Ai continues to replace the metaverse as the tech buzzword du jour. This is mostly focused on generative AI such as DALL-E 2, and conversational AI such as Chat GPT. Both are blowing everyone’s minds with their ability to generate meaningful content from text prompts.
Speaking of text prompts, some have even called this the death of the Google-dominant era of search. Though that could be overblown or premature – Google itself is well positioned for AI as we’ve examined – there’s ample promise in the underlying technology from the likes of OpenAI.
Meanwhile, amidst all this excitement, one question we’re often asked is how generative AI will converge with AR. And though it’s still early for generative and conversational AI, we can see some high-level ways that the technology could merge with AR and engender new use cases.
For example, generative AI can assist AR developers in the current bottleneck of creating 3D models – the base ingredient of immersive experiences. Similarly, AR experiences themselves could be built around generating graphics on the fly, rather than pre-ordained sequences.
After examining the above possibilities in Part I of this series, we now return here in Part II with additional outcomes at the intersection of AR and AI. Specifically, we move from generative AI’s role in AR content creation to conversational AI’s potential as an AR intelligence layer.
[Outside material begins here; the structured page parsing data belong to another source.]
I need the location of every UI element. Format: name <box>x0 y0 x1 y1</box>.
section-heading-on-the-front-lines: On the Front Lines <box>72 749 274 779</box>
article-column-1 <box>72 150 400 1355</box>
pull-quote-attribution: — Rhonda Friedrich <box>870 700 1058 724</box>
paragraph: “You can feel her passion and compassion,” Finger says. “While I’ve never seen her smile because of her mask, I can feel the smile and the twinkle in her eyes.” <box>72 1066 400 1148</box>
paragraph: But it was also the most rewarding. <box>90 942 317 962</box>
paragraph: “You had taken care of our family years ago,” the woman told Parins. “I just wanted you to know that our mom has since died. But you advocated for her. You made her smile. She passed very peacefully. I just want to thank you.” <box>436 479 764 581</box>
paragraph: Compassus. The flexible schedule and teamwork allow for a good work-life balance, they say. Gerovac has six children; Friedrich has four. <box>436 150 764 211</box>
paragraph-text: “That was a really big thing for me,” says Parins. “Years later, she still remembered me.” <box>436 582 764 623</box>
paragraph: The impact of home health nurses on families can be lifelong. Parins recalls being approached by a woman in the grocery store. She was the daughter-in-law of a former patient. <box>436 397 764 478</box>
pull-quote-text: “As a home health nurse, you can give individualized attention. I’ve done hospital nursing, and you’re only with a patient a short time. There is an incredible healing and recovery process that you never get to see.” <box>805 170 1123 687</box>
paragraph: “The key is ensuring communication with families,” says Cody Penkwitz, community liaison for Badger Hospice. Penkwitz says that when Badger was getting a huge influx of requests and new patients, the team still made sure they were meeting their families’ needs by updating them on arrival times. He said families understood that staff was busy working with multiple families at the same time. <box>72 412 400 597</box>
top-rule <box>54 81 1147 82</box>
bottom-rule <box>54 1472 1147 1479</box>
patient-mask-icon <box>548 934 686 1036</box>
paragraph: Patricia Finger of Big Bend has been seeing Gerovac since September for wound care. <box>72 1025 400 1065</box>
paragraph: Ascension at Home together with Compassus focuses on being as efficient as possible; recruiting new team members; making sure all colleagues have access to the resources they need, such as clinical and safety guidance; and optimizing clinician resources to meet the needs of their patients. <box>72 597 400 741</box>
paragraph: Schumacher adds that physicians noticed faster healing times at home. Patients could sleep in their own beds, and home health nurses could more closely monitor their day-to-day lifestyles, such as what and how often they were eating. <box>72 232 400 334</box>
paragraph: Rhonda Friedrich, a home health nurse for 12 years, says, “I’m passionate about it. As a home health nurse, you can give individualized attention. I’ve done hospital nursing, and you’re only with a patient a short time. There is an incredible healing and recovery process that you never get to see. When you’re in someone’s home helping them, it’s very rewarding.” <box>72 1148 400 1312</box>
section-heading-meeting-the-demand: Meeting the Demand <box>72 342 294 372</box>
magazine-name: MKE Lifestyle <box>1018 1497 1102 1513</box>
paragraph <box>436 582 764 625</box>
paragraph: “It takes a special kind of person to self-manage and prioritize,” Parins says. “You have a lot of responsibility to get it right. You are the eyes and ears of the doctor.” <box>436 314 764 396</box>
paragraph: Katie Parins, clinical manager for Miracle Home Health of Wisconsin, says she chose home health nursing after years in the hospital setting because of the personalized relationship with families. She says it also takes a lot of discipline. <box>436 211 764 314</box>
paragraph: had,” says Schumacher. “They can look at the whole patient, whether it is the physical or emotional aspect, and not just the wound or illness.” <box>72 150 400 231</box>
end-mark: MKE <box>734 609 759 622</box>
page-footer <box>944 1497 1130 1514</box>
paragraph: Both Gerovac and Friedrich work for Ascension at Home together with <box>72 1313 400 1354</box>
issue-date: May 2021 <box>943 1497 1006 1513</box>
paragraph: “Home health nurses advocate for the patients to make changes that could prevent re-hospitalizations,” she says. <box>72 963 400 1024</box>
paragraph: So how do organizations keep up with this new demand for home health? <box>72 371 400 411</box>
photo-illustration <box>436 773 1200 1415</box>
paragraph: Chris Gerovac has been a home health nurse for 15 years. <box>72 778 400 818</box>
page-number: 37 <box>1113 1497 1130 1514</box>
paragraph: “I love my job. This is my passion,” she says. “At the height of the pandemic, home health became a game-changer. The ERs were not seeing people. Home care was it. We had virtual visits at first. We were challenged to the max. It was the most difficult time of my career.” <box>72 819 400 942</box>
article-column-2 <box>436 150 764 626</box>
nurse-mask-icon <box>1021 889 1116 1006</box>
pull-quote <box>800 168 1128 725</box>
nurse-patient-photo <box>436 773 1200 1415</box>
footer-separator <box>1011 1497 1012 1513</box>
Backing up, one of AR’s promises is to provide ambient intelligence that assists users and makes them smarter as they move throughout their day. This includes things like visual search to identify and contextualize physical world objects – everything from street signs to storefronts.
This moves away from AR’s fun and games (think: Pokémon Go and selfie lenses) to its utilitarian endpoints. That in turn makes AR more sustainable and sticky. We’ve already seen a glimpse of this through AR tools like Google Lens, but they’re mostly confined to 5-inch screens.
When AR evolves from handheld to headworn – which is gradually underway – these intelligence tools will become more ambient and automatic given that you don’t have to hold up your phone to use them. And that line-of-sight orientation is where conversational AI factors in.
Put the ‘Conversation’ in Conversational AI
Specifically, the “conversational” part makes this technology align with AR glasses. Because there’s no keyboard or touchpad for smart glasses, the input will likely be voice. And spoken inputs are inherently different than typed/tapped ones. In other words, they’re more conversational.
By contrast, smartphones have gotten away with text inputs that are less conversational for two big reasons. One is that Google has trained us to use keywords. The other is that keywords are more efficient than full sentences… which resonates when you’re tapping on a small screen.
But spoken inputs are more intuitive if they’re natural-language enabled. And that’s what conversational AI is good at… it’s right there in its title. So when looking at the intersection of AR and conversational AI, the latter could be the intelligence layer the former needs.
One example of this has already been demonstrated by Google: real-time language translation. If your smart glasses can translate language right in front of your eyes as you converse with someone who speaks another language, that’s the real magic and utility of AR (read: killer app).
Beyond language translation, broadly-applicable use cases could be assistant functions (“where have I met this person before?”), or commerce (“where do I buy that jacket?”). This is where AI could revive AR given that its proposed savior, Apple, itself has an Achilles Heel: Siri.
That means that Apple has from now until a circa-2025 AR glasses launch to build or buy a more functional intelligence layer (note: Apple could enter the market sooner with a mixed-reality headset with passthrough AR). And that’s where conversational AI enters the picture.
In fact, this aligns with the “lite AR” approach we’ve theorized. This is a design hack to sidestep AR’s optical challenges (heat, bulk, etc.) with hardware that’s experientially meaningful, if graphically underpowered. The “experientially meaningful” part is what Apple does best.
That could play out through elegant integrations with other wearables, as well as the “intelligence layer” we keep mentioning. It could be a sort of ambient assistant that makes you a smarter and more effective human. And conversational AI could be the puzzle piece that it needs.